There were also independent results included with the patch series:
I have Archlinux with 8G RAM + zswap + swap. While developing, I have lots of apps opened such as multiple LSP-servers for different langs, chats, two browsers, etc... Usually, my system gets quickly to a point of SWAP-storms, where I have to kill LSP-servers, restart browsers to free memory, etc, otherwise the system lags heavily and is barely usable.
1.5 day ago I migrated from 5.11.15 kernel to 5.12 + the LRU patchset, and I started up by opening lots of apps to create memory pressure, and worked for a day like this. Till now I had not a single SWAP-storm, and mind you I got 3.4G in SWAP. I was never getting to the point of 3G in SWAP before without a single SWAP-storm.
Vaibhav from IBM reported:
In a synthetic MongoDB Benchmark, seeing an average of ~19% throughput improvement on POWER10(Radix MMU + 64K Page Size) with MGLRU patches on top of v5.16 kernel for MongoDB + YCSB across three different request distributions, namely, Exponential, Uniform and Zipfan.

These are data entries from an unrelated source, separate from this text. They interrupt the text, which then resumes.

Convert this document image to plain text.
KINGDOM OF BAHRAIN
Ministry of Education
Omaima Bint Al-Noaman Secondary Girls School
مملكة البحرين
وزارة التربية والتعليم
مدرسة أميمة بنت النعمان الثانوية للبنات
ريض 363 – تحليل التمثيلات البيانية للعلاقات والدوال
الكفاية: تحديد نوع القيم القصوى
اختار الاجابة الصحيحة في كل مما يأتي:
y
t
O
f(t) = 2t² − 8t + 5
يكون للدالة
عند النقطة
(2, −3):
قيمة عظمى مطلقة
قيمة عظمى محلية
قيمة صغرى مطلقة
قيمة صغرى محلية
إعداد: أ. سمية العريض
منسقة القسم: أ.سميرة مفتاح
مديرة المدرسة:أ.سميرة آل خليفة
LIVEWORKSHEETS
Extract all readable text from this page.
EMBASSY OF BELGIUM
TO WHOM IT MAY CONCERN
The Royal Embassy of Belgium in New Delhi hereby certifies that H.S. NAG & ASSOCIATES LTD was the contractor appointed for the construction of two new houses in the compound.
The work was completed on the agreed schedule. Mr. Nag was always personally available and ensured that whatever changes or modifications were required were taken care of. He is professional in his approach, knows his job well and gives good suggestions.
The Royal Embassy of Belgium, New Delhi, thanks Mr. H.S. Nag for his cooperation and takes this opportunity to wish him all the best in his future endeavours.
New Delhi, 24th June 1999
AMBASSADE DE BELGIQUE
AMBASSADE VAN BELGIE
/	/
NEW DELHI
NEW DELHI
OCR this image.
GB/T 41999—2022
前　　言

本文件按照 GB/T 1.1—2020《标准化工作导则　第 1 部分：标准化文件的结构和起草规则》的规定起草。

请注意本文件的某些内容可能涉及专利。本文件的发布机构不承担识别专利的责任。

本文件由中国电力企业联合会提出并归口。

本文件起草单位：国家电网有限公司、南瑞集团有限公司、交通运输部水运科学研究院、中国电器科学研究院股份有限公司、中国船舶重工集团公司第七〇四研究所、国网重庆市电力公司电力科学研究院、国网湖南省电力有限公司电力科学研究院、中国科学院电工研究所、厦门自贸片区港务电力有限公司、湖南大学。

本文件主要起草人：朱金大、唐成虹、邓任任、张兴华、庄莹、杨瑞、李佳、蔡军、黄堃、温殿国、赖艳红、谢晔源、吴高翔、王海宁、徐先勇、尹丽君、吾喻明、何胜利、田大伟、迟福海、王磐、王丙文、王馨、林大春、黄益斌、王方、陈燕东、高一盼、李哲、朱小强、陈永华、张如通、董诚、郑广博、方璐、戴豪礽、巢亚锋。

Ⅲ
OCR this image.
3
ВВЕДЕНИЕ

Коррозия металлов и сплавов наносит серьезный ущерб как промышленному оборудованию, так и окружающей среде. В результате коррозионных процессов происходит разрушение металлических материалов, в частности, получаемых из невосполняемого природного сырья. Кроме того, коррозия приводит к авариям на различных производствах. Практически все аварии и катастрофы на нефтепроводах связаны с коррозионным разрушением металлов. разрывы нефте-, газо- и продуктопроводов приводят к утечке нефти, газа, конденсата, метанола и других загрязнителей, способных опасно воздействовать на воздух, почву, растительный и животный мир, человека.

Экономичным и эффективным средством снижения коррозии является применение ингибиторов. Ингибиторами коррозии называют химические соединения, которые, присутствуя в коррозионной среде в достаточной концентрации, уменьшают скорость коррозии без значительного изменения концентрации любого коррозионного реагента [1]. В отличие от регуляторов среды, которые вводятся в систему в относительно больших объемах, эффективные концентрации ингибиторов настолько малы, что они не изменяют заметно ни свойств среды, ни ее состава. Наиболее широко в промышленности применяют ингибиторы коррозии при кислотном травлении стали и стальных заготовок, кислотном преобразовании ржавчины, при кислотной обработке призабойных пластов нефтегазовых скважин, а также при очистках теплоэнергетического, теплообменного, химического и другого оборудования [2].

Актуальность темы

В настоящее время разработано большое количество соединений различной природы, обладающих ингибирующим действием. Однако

Shuang from U of Rochester reported:
With the MGLRU, fio achieved 95% CIs [38.95, 40.26]%, [4.12, 6.64]% and [9.26, 10.36]% higher throughput, respectively, for random access, Zipfian (distribution) access and Gaussian (distribution) access, when the average number of jobs per CPU is 1; 95% CIs [42.32, 49.15]%, [9.44, 9.89]% and [20.99, 22.86]% higher throughput, respectively, for random access, Zipfian access and Gaussian access, when the average number of jobs per CPU is 2.
Daniel from Michigan Tech reported:
With Memcached allocating ~100GB of byte-addressable Optante, performance improvement in terms of throughput (measured as queries per second) was about 10% for a series of workloads.
MGLRU is looking good and with a bit of luck will hopefully be mainlined into the Linux kernel soon.